Reputation: 75
Question: Could you help me understand why RandomForestClassifier and XGBClassifier have exact same score?
Context: I'm working on Kaggle - Titanic problem and on my first attempt, I want to compare some common models.
Code:
pipeline = make_pipeline(SimpleImputer(strategy='most_frequent'), OneHotEncoder())
preprocessor = make_column_transformer(
(pipeline, ['Embarked']),
(OneHotEncoder(), ['Sex']),
#(OrdinalEncoder(), ['Cabin'])
)
models = [
RandomForestClassifier(n_estimators=1, random_state=42),
XGBClassifier(random_state=42, n_estimators=100, max_depth=42),
SGDClassifier()
]
my_pipelines = []
for model in models:
my_pipelines.append(Pipeline(steps=[('preprocessor', preprocessor),
('model', model)
]))
for idx, pipeline in enumerate(my_pipelines):
pipeline.fit(X_train, y_train)
pred = pipeline.predict(X_valid)
print(accuracy_score(y_valid, pred))
Output:
0.770949720670391
0.770949720670391
0.6312849162011173
Thank you very much for your help!
Upvotes: 0
Views: 252
Reputation: 1003
This is true that both algorithms are tree based. However, you can see that you have a single tree in the RandomForestClassifier
so you are actually a DecisionTreeClassifier
while using an ensemble for the gradient-boosting algorithm. One could expect different results.

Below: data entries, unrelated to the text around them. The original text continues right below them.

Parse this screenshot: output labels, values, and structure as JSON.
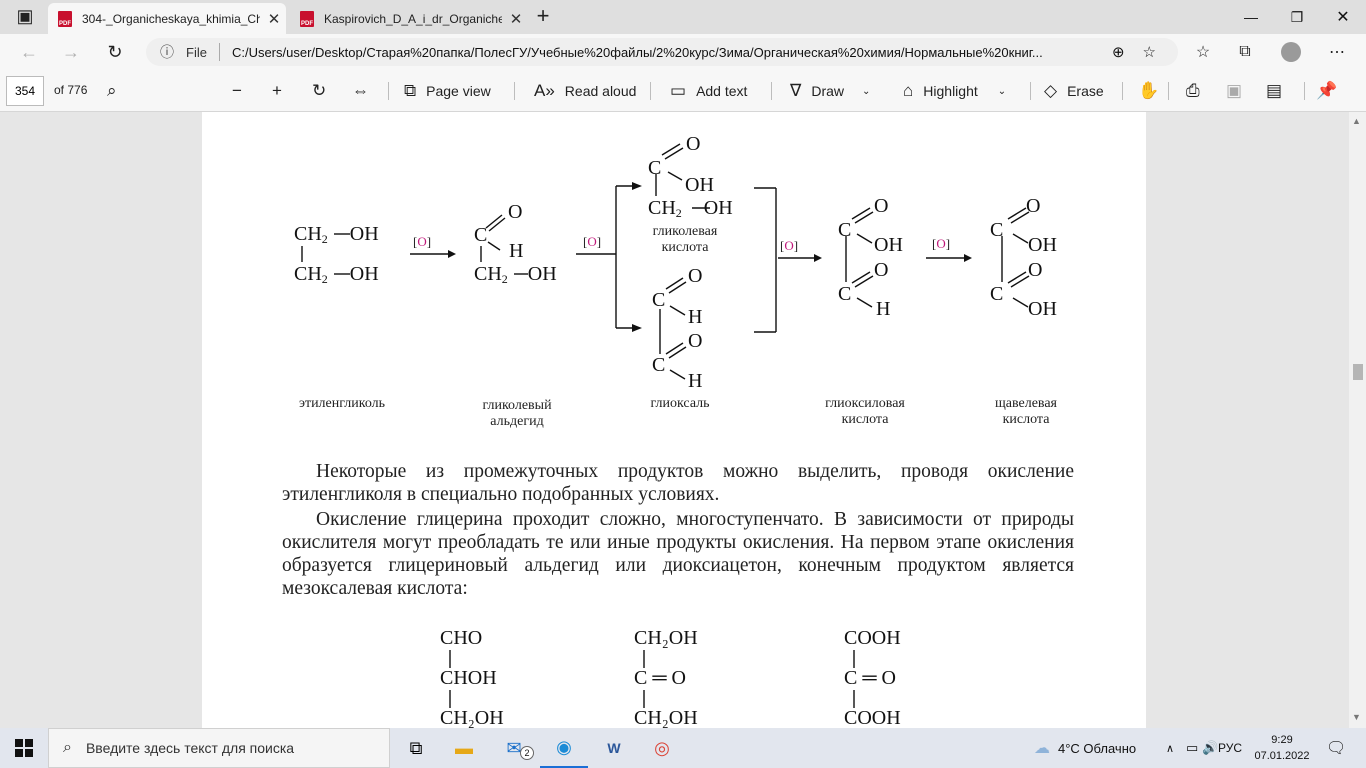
{
  "browser": {
    "tabs": [
      {
        "label": "304-_Organicheskaya_khimia_Ch",
        "close": "✕",
        "active": true
      },
      {
        "label": "Kaspirovich_D_A_i_dr_Organiche",
        "close": "✕",
        "active": false
      }
    ],
    "new_tab": "+",
    "address": {
      "scheme_label": "File",
      "url": "C:/Users/user/Desktop/Старая%20папка/ПолесГУ/Учебные%20файлы/2%20курс/Зима/Органическая%20химия/Нормальные%20книг..."
    }
  },
  "pdf_toolbar": {
    "page_number": "354",
    "page_of": "of 776",
    "page_view": "Page view",
    "read_aloud": "Read aloud",
    "add_text": "Add text",
    "draw": "Draw",
    "highlight": "Highlight",
    "erase": "Erase"
  },
  "document": {
    "oxidant_label": "O",
    "caption_ethylene_glycol": "этиленгликоль",
    "caption_glycol_aldehyde_1": "гликолевый",
    "caption_glycol_aldehyde_2": "альдегид",
    "caption_glycolic_acid_1": "гликолевая",
    "caption_glycolic_acid_2": "кислота",
    "caption_glyoxal": "глиоксаль",
    "caption_glyoxylic_1": "глиоксиловая",
    "caption_glyoxylic_2": "кислота",
    "caption_oxalic_1": "щавелевая",
    "caption_oxalic_2": "кислота",
    "paragraph_1": "Некоторые из промежуточных продуктов можно выделить, проводя окисле­ние этиленгликоля в специально подобранных условиях.",
    "paragraph_2": "Окисление глицерина проходит сложно, многоступенчато. В зависимости от природы окислителя могут преобладать те или иные продукты окисления. На первом этапе окисления образуется глицериновый альдегид или диоксиацетон, конечным продуктом является мезоксалевая кислота:",
    "formula_cho": "CHO",
    "formula_choh": "CHOH",
    "formula_ch2oh_bottom_1": "CH₂OH",
    "formula_ch2oh_top": "CH₂OH",
    "formula_c_eq_o_1": "C ═ O",
    "formula_ch2oh_bottom_2": "CH₂OH",
    "formula_cooh_top": "COOH",
    "formula_c_eq_o_2": "C ═ O",
    "formula_cooh_bottom": "COOH"
  },
  "taskbar": {
    "search_placeholder": "Введите здесь текст для поиска",
    "mail_badge": "2",
    "weather": "4°C  Облачно",
    "language": "РУС",
    "time": "9:29",
    "date": "07.01.2022"
  },
  "colors": {
    "oxidant_accent": "#c0187a",
    "pdf_icon": "#c8102e"
  }
}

Thus the only thing that makes the performance to be equal is actually your data. You have only 2 features which are moreover categorical features. Therefore, with these data, you cannot learn a complex model. All trees should be identical. you could check the number of node in the tree (e.g. my_pipelines[0][-1].estimators_[0].tree_.node_count
; I have only 11).
Add 2 additional numerical features (e.g. fare and age) and you will see that the trees can further find additional rules and the performance will then change.
Upvotes: 1